Christina Lambert QC represented Dr W, a consultant psychiatrist specialising in the field of substance abuse, who was charged with offences of sexual assault by the GMC relating to both a patient and a co-worker. Before a Fitness to Practise Panel, the doctor was acquitted of sexual assault and the remaining facts which had been admitted were determined not to amount to misconduct. No warning was issued.
Before the hearing objection had been taken to the use of the GMC’s pilot scheme for formulating charges, in which allegations are pleaded in short form in the Notice of Hearing with supporting factual details relegated to a separate document, the Statement of Case. The Statement of Case is not referred to in the statutory rules for FTP hearings, and hence is not governed by them. In Dr W’s case, the GMC acceded to the defence’s objection and by consent served a new, full and appropriately detailed, Notice of Hearing.
Dr W’s case follows on from an earlier challenge to the pilot scheme, thought to be the first of its kind, CM v GMC. In this case, Christina Lambert and Matthew Hill successfully obtained permission for judicial review on the basis that a pilot scheme Notice of Hearing did not comply with the GMC’s statutory duty and common law obligations of fairness. Following the granting of permission by King J, the GMC withdrew its original charges, served a new (properly particularised) Notice of Hearing, and agreed to pay the registrant’s costs associated with the judicial review.
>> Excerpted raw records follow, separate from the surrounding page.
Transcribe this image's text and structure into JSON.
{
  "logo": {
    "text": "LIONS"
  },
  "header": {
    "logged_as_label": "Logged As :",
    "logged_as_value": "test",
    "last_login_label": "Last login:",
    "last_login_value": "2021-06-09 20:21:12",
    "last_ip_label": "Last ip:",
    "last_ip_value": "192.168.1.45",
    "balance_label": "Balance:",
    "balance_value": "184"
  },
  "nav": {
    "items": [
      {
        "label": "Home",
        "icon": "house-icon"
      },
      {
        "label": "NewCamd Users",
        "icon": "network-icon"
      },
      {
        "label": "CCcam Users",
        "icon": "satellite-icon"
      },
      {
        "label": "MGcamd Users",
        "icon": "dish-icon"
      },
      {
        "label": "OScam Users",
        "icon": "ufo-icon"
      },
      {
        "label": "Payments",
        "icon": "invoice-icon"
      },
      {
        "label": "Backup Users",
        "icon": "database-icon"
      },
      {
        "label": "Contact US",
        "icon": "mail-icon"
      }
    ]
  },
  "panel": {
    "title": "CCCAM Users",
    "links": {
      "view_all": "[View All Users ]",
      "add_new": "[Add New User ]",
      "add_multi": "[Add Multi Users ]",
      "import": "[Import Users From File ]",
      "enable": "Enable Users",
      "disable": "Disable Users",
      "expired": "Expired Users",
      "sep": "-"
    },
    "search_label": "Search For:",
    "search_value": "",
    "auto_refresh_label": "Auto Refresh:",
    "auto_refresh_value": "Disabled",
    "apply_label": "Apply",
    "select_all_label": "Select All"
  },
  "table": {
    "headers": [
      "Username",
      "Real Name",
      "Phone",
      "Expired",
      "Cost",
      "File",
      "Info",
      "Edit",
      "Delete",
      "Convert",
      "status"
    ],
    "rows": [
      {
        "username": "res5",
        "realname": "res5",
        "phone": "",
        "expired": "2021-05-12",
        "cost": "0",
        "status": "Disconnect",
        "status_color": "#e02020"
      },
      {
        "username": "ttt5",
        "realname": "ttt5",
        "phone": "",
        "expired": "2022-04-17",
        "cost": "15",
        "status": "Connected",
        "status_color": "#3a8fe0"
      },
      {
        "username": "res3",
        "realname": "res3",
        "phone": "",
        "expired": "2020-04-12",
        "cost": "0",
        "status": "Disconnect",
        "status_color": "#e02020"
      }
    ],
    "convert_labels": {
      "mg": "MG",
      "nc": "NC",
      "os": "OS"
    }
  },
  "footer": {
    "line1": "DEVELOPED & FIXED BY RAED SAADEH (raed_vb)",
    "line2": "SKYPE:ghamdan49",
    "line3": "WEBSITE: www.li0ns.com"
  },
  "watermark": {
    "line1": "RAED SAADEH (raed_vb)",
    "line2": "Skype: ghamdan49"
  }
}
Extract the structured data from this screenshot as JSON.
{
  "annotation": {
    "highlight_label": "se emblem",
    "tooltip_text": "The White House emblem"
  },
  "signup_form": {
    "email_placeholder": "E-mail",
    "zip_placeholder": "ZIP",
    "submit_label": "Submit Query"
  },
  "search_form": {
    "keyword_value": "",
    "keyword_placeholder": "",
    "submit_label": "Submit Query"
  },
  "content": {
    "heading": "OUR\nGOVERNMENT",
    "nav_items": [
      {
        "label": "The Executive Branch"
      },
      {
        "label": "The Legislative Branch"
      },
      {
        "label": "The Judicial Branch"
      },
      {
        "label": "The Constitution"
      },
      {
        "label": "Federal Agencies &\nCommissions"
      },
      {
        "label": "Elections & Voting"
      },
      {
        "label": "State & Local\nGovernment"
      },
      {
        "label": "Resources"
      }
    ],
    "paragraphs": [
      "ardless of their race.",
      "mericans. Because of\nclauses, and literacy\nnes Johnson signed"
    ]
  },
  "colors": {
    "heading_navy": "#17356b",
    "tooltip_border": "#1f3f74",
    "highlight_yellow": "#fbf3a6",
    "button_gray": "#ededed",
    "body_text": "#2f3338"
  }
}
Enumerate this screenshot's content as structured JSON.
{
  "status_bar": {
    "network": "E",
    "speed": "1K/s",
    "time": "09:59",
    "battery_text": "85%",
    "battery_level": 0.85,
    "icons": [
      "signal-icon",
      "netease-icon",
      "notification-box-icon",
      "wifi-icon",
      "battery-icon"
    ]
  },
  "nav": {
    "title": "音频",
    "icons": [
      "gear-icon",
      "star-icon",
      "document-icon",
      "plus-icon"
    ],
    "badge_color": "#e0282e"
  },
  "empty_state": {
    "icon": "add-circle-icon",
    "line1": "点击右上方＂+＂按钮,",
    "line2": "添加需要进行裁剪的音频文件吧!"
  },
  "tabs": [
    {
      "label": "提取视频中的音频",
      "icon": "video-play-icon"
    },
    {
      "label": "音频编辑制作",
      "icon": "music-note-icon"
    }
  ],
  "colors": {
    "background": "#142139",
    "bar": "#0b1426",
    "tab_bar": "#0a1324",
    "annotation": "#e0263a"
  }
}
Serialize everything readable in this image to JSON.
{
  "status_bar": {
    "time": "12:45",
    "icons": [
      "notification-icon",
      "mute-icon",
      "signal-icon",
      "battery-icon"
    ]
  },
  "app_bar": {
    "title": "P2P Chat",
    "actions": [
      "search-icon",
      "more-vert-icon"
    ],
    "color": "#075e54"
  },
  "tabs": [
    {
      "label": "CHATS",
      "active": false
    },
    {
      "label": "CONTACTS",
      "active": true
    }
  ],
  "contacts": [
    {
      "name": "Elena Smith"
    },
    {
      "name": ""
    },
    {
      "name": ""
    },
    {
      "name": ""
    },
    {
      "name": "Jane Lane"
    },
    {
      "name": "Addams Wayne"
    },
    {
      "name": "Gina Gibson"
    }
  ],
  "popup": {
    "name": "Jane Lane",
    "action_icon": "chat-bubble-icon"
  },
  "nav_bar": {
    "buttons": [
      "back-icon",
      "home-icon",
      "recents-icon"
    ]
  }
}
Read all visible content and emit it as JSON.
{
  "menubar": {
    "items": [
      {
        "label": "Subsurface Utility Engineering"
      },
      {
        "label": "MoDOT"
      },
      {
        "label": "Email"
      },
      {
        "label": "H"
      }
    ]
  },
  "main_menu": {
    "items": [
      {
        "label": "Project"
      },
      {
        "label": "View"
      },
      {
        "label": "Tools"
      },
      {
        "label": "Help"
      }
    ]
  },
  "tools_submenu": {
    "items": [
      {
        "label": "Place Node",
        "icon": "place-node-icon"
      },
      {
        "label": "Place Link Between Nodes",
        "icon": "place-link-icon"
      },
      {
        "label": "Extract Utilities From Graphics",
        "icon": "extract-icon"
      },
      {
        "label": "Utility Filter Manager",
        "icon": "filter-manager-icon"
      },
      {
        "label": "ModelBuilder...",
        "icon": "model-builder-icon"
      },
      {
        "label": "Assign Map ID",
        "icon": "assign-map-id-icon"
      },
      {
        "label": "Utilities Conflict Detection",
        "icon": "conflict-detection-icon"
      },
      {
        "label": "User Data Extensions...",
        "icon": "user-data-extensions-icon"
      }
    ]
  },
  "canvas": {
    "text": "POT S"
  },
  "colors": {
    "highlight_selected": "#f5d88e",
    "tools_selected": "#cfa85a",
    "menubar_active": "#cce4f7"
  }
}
CM v GMC involved clinical/surgical issues, but the case of Dr W demonstrates the need to consider in all GMC cases – including those arising from issues of propriety and probity – whether the short-form approach to charging within the pilot scheme is fair and lawful. Unless the facts upon which the GMC rely in support of the allegation of misconduct are set out within the Notice of Hearing the registrant does not know formally the case he should meet, and may be deprived of important statutory procedural safeguards, such as those associated with amendment of charges and half-time submissions. Further, and of equal and practical importance, no finding of impairment can be made, nor warning issued, in respect of facts which are not the subject of a charge particularised in the Notice of Hearing – hence the need for clarity as to those facts which form the charge and those which constitute background material only.